Desde o turismo ao comércio eletrónico, passando pelos espetáculos e lazer, a DECO revelou hoje que os portugueses enfrentaram em 2020 conflitos que, até então, eram considerados ocasionais.
Segundo o balanço feito sobre o impacto social e económico da pandemia na vida dos consumidores, a DECO entende que "muitas das medidas excecionais, publicadas desde março de 2020, não foram suficientes para proteger os seus direitos e legítimos interesses", referindo, a título de exemplo que, só no que respeita ao turismo, a foram recebidos 6.838 pedidos de ajuda na sua linha de apoio ao consumidor turista.
Por outro lado, problemas com compras em linha, dificuldades com o reembolso de bilhetes de espetáculos, concertos e festivais, pagamento de mensalidades e outros serviços em creches e jardins-de-infância, taxas cobradas nos serviços de saúde pelo uso de equipamentos de proteção individual constituíram os casos mais emblemáticos das 23.745 mediações efetuadas pela DECO.
Para além dos conflitos motivados pela pandemia, os setores mais reclamados, à excepção do turismo, pouco divergem dos anos anteriores. As telecomunicações levaram a 37.723 queixas e os bens de consumo 32.866. O turismo motivou 26.432 reclamações e os serviços financeiros 24.618. A energia e água originara 13.985 queixas e os transportes (maioria aéreo) 11.507.
Há 13 anos que a DECO diz que as telecomunicações "são o setor mais problemático para os consumidores". São "conflitos relacionados com o período de fidelização, refidelização, práticas comerciais desleais e dificuldades no cancelamento do contrato têm sido uma constante, mas a crise pandémica acrescentou problemas, como os comprovativos para efeitos de cancelamento ou suspensão dos contratos".
Num ano marcado pelo confinamento, também as compras em linha foram o problema principal do setor compra e venda.
Também o setor alimentar mereceu, em 2020, um destaque, juntando-se a encomendas não entregues ou tardias, reembolso de valores pagos, problemas nos pagamentos e dificuldade de contactos com o apoio ao cliente.
No que concerne à Banca, a DECO explica que 2020 ficou assinalado por questões relacionadas com o crédito ao consumo, crédito à habitação e cartões de crédito: pagamentos, juros, informações sobre contratos, comissões.
Quanto aos seguros, realça "as denúncias sobre os seguros de saúde (comparticipações, coberturas e exclusões), seguros de proteção ao crédito (situações de desemprego e incapacidade) e seguro automóvel (atualizações de prémios)".

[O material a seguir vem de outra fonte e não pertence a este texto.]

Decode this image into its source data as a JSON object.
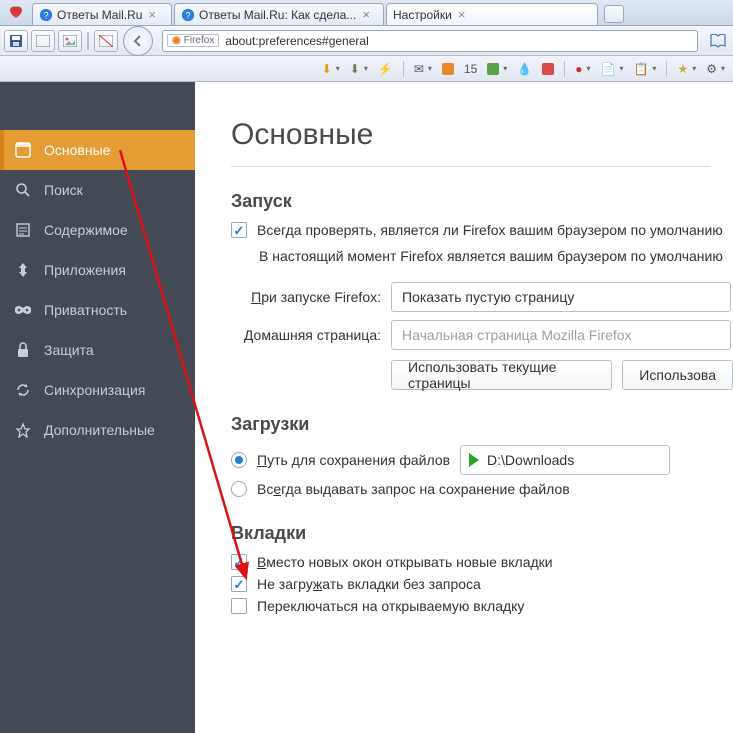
{
  "tabs": {
    "t1": "Ответы Mail.Ru",
    "t2": "Ответы Mail.Ru: Как сдела...",
    "t3": "Настройки"
  },
  "url": {
    "identity": "Firefox",
    "address": "about:preferences#general"
  },
  "toolbar2": {
    "count": "15"
  },
  "sidebar": {
    "items": {
      "general": "Основные",
      "search": "Поиск",
      "content": "Содержимое",
      "apps": "Приложения",
      "privacy": "Приватность",
      "security": "Защита",
      "sync": "Синхронизация",
      "advanced": "Дополнительные"
    }
  },
  "page": {
    "title": "Основные",
    "startup": {
      "heading": "Запуск",
      "always_check": "Всегда проверять, является ли Firefox вашим браузером по умолчанию",
      "is_default": "В настоящий момент Firefox является вашим браузером по умолчанию",
      "on_start_label": "При запуске Firefox:",
      "on_start_value": "Показать пустую страницу",
      "home_label": "Домашняя страница:",
      "home_placeholder": "Начальная страница Mozilla Firefox",
      "use_current": "Использовать текущие страницы",
      "use_bookmark": "Использова"
    },
    "downloads": {
      "heading": "Загрузки",
      "save_to": "Путь для сохранения файлов",
      "path": "D:\\Downloads",
      "always_ask": "Всегда выдавать запрос на сохранение файлов"
    },
    "tabs_section": {
      "heading": "Вкладки",
      "opt1": "Вместо новых окон открывать новые вкладки",
      "opt2": "Не загружать вкладки без запроса",
      "opt3": "Переключаться на открываемую вкладку"
    }
  }
}
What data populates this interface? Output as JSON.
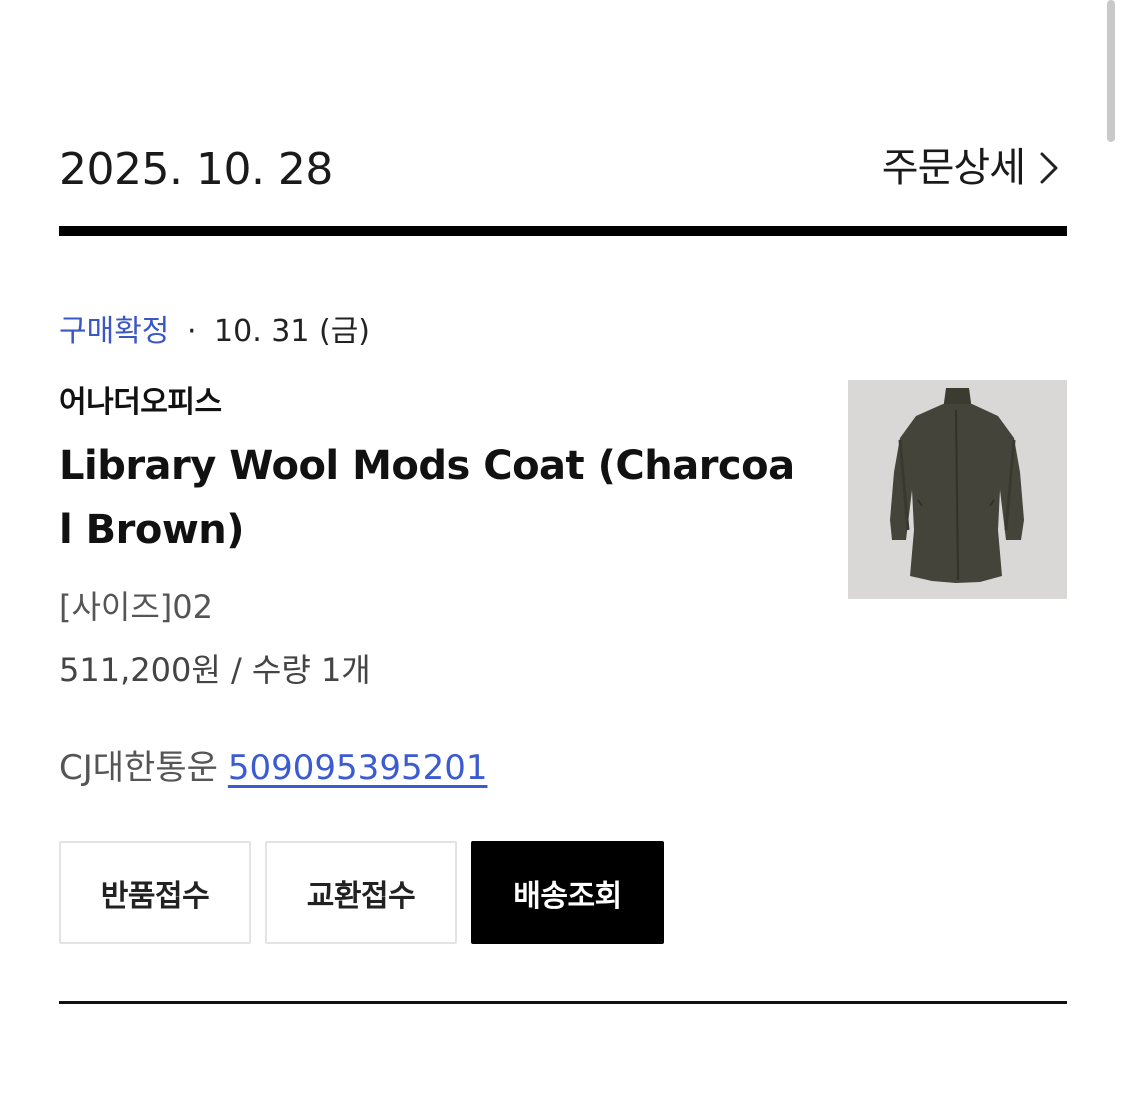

Apesar da publicação de medidas excecionais para o regime de SPE (Sociedade de Propósito Específico), a DECO diz ter recebido pedidos de apoio sobre acordos de pagamento das faturas, tarifa social e interrupção de fornecimento.
Destaca também o setor da habitação, "no qual se assistiu a um aumento dos contactos relativamente ao arrendamento - 8.138 e ao condomínio - 5.711".
"Sem prejuízo das medidas que foram criadas face à pandemia", a DECO afirma que, "em muitos setores, foram os consumidores que pagaram a última fatura dos prejuízos".
"Foi por isso que a DECO reivindicou um quadro mais protetor para os consumidores, em áreas como os Serviços Públicos Essenciais, os Serviços Financeiros e a Habitação. Com o acentuar da crise económica é urgente adotar medidas que protejam os consumidores, sobretudo nesta fase que o país atravessa", recorda o serviço de apoio ao consumidor.